The poet Hafiz says, “Fear is the cheapest room in the house” and that’s where the daily news wants us to live. To face the horrors of the daily news head on and emerge with joy is a task far beyond even the best of us. So we need to temper it with cultivating joy within ourselves and in our work and in our relations with others. My own unsupported-by-the-facts optimism comes from teaching with joy, unleashing joy in the classroom, be it with children or adults. 

 

• Whiteness as a construct is the highest concentration of fear and forgetfulness swirling in an endless feedback loop. Blackness is the co-emergent availability of love as something to know and be and experience. 

 

The capacity for black people to forgive in the face of everything that’s been done and continues to be done is both inspiring and extraordinary to me. As Dr. Sará coined it “Fantastic forgiveness.” And looping back to joy, I would add “fun” to the list of black culture’s gift to humanity, embodied in the legacy of jazz and musicians like Louis Armstrong, Dizzy Gillespie, Chick Corea. (Chick was not literally black, but embodied the black construct of jazz. In the world of healing, we are all co-present in each other and whiteness can be present in black bodies and minds and blackness in white bodies and minds.) 

 

The white construct of fear and forgetfulness built the narrative that brought fear to the forefront for so many millions, both the people of color who lived under the fear of colonialism and the white folks taught to fear the humanity of the black folks.
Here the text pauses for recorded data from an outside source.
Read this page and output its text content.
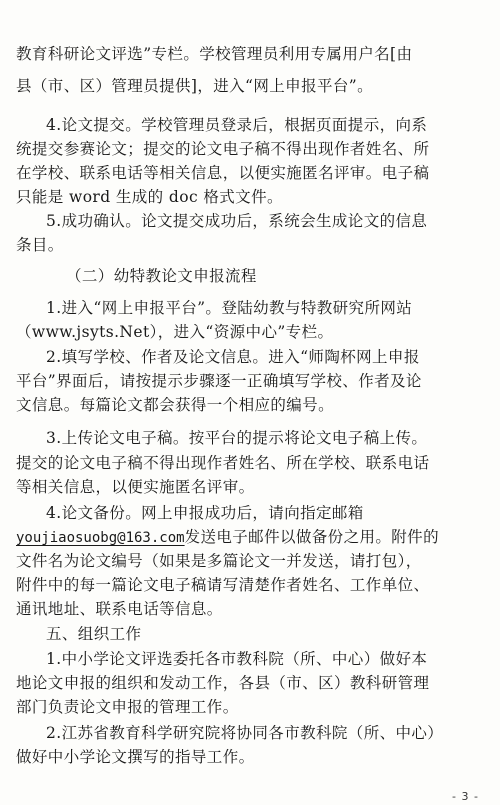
教育科研论文评选”专栏。学校管理员利用专属用户名[由
县（市、区）管理员提供]，进入“网上申报平台”。
4.论文提交。学校管理员登录后，根据页面提示，向系
统提交参赛论文；提交的论文电子稿不得出现作者姓名、所
在学校、联系电话等相关信息，以便实施匿名评审。电子稿
只能是 word 生成的 doc 格式文件。
5.成功确认。论文提交成功后，系统会生成论文的信息
条目。
（二）幼特教论文申报流程
1.进入“网上申报平台”。登陆幼教与特教研究所网站
（www.jsyts.Net），进入“资源中心”专栏。
2.填写学校、作者及论文信息。进入“师陶杯网上申报
平台”界面后，请按提示步骤逐一正确填写学校、作者及论
文信息。每篇论文都会获得一个相应的编号。
3.上传论文电子稿。按平台的提示将论文电子稿上传。
提交的论文电子稿不得出现作者姓名、所在学校、联系电话
等相关信息，以便实施匿名评审。
4.论文备份。网上申报成功后，请向指定邮箱
youjiaosuobg@163.com发送电子邮件以做备份之用。附件的
文件名为论文编号（如果是多篇论文一并发送，请打包），
附件中的每一篇论文电子稿请写清楚作者姓名、工作单位、
通讯地址、联系电话等信息。
五、组织工作
1.中小学论文评选委托各市教科院（所、中心）做好本
地论文申报的组织和发动工作，各县（市、区）教科研管理
部门负责论文申报的管理工作。
2.江苏省教育科学研究院将协同各市教科院（所、中心）
做好中小学论文撰写的指导工作。
- 3 -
Forgetfulness of our innate connection to the natural world, to each other, to our own capacity for joy and beauty, was— and remains— a central tenet of the narrative that has wreaked so much havoc.

 

• Forgiveness begins with the radical acceptance of just how entangled you are in the theft of bodies and land, when your inheritance in that catastrophe is revealed and you cry the tears of a body, mind and soul that finally knows itself to be in deep violation and dissonance with that which you really are. 

 

 Read that sentence many times. Slowly.

 

• Healing is what happens when we are no longer so identified with our fear and suffering. My work is opening portals to people’s own healing, not getting healed, but being their own healing. Where do you experience freedom in the body? When does the world feel alive to you?My job is to build as many portals as possible for people to enter the sacred space of truly seeing who they are and who we are.

 

 Boom! He hit it! That’s my job as well and off I go to work with 7th and 8th graders, offering a portal into their sacred selves.